Right: provision for a different sort of electronic filing ...
Easy win for UEFA
On his return from Toronto the IPKat has found Union des Associations Europeennes de Football and others v Briscomb and others, a decision of Mr Justice Lindsay from Monday 8 May which was noted on the Lawtel subscription-only service. This was an application for summary judgment in an action for copyright infringement brought by UEFA, the governing body for European football. In short, UEFA run an exciting if over-long football tournament called the European Champions League, games in which were broadcast live by two other claimsnts. Apart from the football games themselves, the broadcasts featured ancillary works in which UEFA purported to own the copyright, such as specially composed music, uniform branding, sequencing and the UEFA logo.
Briscomb and the other defendants transmitted the games to their subscribers via their www.sportingstreams.com website, having digitally captured and electonically processed UEFA's broadcasts. Claiming that Briscomb infringed its copyright in the broadcasts and the ancillary works by communicating them to the public contrary to the Copyright, Designs and Patents Act 1988 s.20 and by copying them contrary to s.17, UEFA sought and obtained summary judgment. Lindsay J agreed that all the claims had been made out and Briscomb had no real prospect of defending them.
Nothing extraordinary here, says the IPKat, though he wonders whether Briscomb et al raised any Euro-defences. That seemed an effective way to avoid summary judgment in
Sportswear (see IPKat comment here). Merpel says, Briscomb might be in trouble, but the www.sportingstreams.com website seems quite busy.
Vitafruit runs out of juice
The IPKat has just spotted yesterday's ruling of the European Court of Justice in Case C-416/04 P The Sunrider Corp. v OHIM. Sunrider's application to register the word VITAFRUIT as a Community trade mark for herbal and vitamin beverages was successfully opposed by the proprietor of an earlier Spanish registration of the word VITAFRUT.

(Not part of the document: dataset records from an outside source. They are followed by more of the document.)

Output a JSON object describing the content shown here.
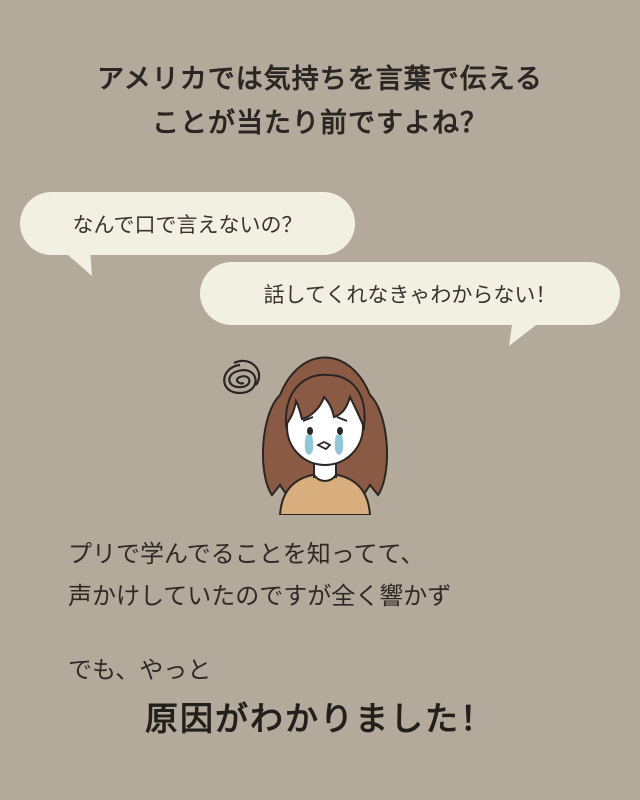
{
  "headline": {
    "line1": "アメリカでは気持ちを言葉で伝える",
    "line2": "ことが当たり前ですよね？"
  },
  "bubbles": [
    {
      "text": "なんで口で言えないの？"
    },
    {
      "text": "話してくれなきゃわからない！"
    }
  ],
  "illustration": {
    "icon": "crying-woman-icon",
    "scribble": "confusion-scribble-icon"
  },
  "body": {
    "line1": "プリで学んでることを知ってて、",
    "line2": "声かけしていたのですが全く響かず"
  },
  "sub": "でも、やっと",
  "conclusion": "原因がわかりました！",
  "colors": {
    "background": "#b4aa9b",
    "bubble": "#f2efe3",
    "hair": "#8a5a45",
    "sweater": "#d9ae7e",
    "tears": "#8fc6d8"
  }
}
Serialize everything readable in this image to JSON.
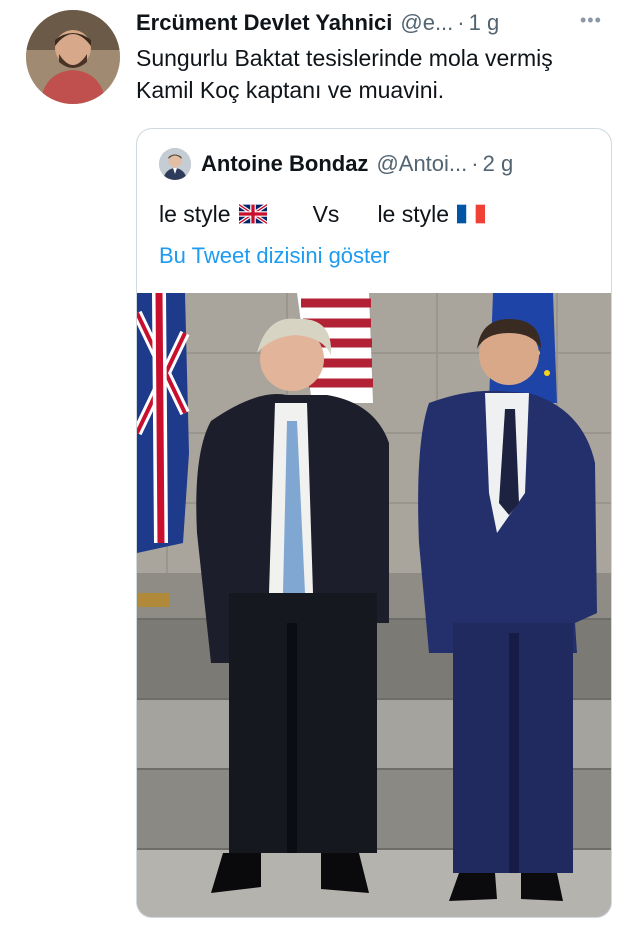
{
  "tweet": {
    "author_name": "Ercüment Devlet Yahnici",
    "author_handle": "@e...",
    "separator": "·",
    "timestamp": "1 g",
    "more_icon": "more-horizontal-icon",
    "text": "Sungurlu Baktat tesislerinde mola vermiş Kamil Koç kaptanı ve muavini."
  },
  "quote": {
    "author_name": "Antoine Bondaz",
    "author_handle": "@Antoi...",
    "separator": "·",
    "timestamp": "2 g",
    "text_part1": "le style",
    "flag1": "uk-flag-icon",
    "vs": "Vs",
    "text_part2": "le style",
    "flag2": "france-flag-icon",
    "thread_link": "Bu Tweet dizisini göster"
  },
  "colors": {
    "link": "#1d9bf0",
    "secondary_text": "#536471",
    "border": "#cfd9de"
  }
}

Sunrider put the opponent to proof of use of its mark: the proprietor provided OHIM with six bottle labels on which his earlier trade mark was displayed and 14 invoices and orders, 10 of which dated from before publication of Sunrider's application. Sunrider appealed to the Board of Appeal, which dismissed the appeal but noted that the earlier mark was used only in respect of fuit juice concentrates. Sunrider's appeal to the Court of First Instance (CFI) also failed, so the further appeal to the ECJ was its last chance.

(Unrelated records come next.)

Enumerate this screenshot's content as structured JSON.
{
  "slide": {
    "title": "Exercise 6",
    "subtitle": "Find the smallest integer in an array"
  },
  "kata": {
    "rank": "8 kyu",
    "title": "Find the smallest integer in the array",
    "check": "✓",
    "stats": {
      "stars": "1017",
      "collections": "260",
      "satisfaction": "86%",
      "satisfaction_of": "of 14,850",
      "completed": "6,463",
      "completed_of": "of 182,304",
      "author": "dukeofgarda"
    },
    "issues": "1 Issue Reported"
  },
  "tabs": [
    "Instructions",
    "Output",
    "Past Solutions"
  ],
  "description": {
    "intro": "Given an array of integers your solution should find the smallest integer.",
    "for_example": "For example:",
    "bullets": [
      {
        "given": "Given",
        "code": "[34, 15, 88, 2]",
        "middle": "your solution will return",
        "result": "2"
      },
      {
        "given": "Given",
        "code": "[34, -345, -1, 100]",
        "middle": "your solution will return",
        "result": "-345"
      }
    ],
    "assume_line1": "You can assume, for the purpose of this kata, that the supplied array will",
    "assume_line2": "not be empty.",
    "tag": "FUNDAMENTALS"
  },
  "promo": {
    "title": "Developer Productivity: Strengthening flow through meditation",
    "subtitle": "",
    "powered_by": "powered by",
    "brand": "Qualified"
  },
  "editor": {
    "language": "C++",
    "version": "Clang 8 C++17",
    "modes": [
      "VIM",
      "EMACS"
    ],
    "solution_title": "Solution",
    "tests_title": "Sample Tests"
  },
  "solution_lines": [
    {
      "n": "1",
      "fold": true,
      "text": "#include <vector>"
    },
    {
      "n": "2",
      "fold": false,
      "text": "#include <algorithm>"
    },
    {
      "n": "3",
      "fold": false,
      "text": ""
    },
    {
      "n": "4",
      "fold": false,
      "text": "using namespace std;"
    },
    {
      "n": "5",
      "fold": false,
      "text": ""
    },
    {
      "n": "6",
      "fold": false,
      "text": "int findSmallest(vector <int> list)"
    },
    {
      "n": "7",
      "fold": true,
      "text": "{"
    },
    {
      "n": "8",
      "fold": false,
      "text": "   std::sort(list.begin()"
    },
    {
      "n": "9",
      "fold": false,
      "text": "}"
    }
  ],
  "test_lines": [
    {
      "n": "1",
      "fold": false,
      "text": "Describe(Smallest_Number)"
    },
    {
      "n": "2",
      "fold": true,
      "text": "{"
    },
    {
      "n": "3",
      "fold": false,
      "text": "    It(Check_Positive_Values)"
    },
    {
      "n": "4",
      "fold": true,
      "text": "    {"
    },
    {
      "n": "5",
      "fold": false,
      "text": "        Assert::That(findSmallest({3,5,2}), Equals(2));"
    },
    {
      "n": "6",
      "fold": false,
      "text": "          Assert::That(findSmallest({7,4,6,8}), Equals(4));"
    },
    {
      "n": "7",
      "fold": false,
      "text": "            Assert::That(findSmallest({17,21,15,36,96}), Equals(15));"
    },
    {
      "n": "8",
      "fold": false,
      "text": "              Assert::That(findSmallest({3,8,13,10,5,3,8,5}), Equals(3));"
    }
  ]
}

The ECJ dismissed the appeal, following a careful appraisal of the CFI's decision on all of the grounds of appeal. On the issue of similarity of goods the ECJ had this to say:
"86 ... the Court of First Instance found ... that the goods ‘herbal and vitamin beverages’, for which registration is sought, and the goods ‘concentrated fruit juices’, for which genuine use of the earlier trade mark has been established, are intended for end-consumers. Likewise, it held ... that those goods share the same purpose, that of quenching thirst, are to a large extent in competition, have the same nature and method of use – both are non-alcoholic beverages normally drunk cold – and that the fact that their ingredients differ does not affect the finding that they are interchangeable because they are intended to meet an identical need.The IPKat admires Sunrider's perseverence, but didn't really think it had a chance. Merpel adds, there's no point in feeling too sorry for Sunrider: either it knew of the earlier mark, in which case it was walking straight into trouble by applying for the CTM, or it didn't - in which case it jolly well should have.

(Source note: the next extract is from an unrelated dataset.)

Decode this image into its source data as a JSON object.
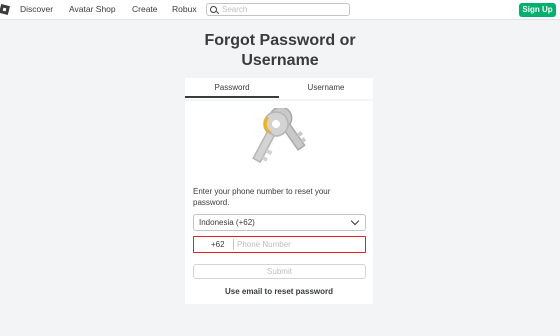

88 In complaining that the Court of First Instance did not hold that the differences between the goods in question were more important than the one characteristic they shared, namely that they are aimed at the same potential end-consumers, the appellant is, in reality, asking the Court of Justice to substitute its own assessment of the facts for that of the Court of First Instance .... Unless there has been distortion, which has not been alleged here, such an argument is not a point of law which is subject, as such, to review by the Court of Justice ...".